期刊
CHEMICAL ENGINEERING JOURNAL
卷 388, 期 -, 页码 -出版社
ELSEVIER SCIENCE SA
DOI: 10.1016/j.cej.2020.124177
关键词
Gas hydrates; Formation probability; Subcooling; Kinetic hydrate inhibitors; Growth
资金
- Shell
- Australian Research Council, ARC Industrial Transformation and Training Centre for LNG Futures [FT180100572, IC150100019]
Kinetic hydrate inhibitors (KHIs) are polymeric based chemicals that delay the nucleation and/or suppress the growth rate of gas hydrate crystals. While KHIs have been used successfully to mitigate hydrate blockage risk during oil and gas production, the mechanisms by which they function remain unclear. In this work, multiple high-pressure stirred automated lag time apparatus (HPS-ALTA) were used to investigate the impact of a KHI on the subcooling formation probability distributions of methane hydrates and the subsequent initial growth rates. Over 3000 hydrate formation events were measured around 12 MPa using seven independent HPS-ALTA cells with KHI concentrations of up to 3 wt% in water. The addition of KHI made hydrate formation much less stochastic: significant reductions occurred in both the width of the formation probability distribution for a given cell, and in the offsets between distributions measured with different cells.

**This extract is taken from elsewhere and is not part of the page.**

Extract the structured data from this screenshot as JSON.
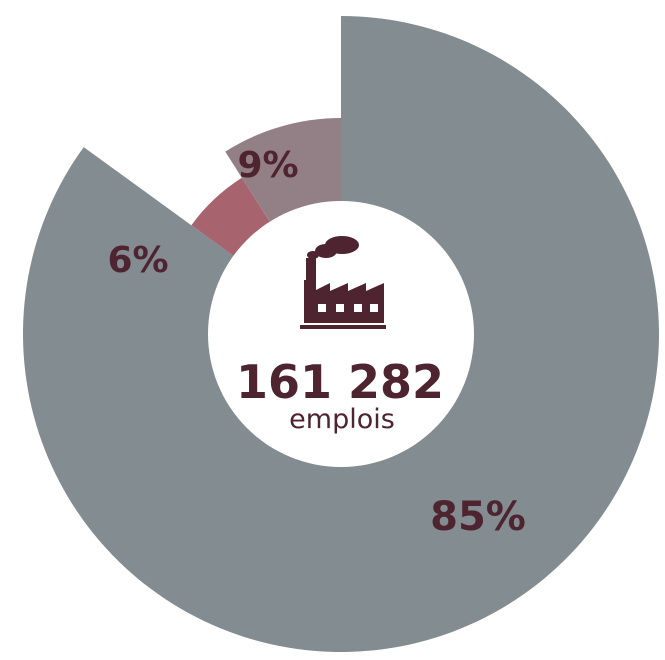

Average initial hydrate growth rates were reduced by approximately a factor of 5 as KHI concentration increased, even though the average driving force (subcooling) increased by a factor of up to 3. However, above a KHI concentration of 0.3 wt%, a diminishing return was observed in both the nucleation delay and growth rate suppression. A Classical Nucleation Theory (CNT) framework was applied to investigate whether polymer adsorption onto active nucleation sites could explain the observed delay in formation onset. However, the CNT kinetic parameter extracted from the measured formation probability data increased with concentration, which is opposite to the dependence predicted by the polymer-adsorption model of nucleation suppression by KHIs.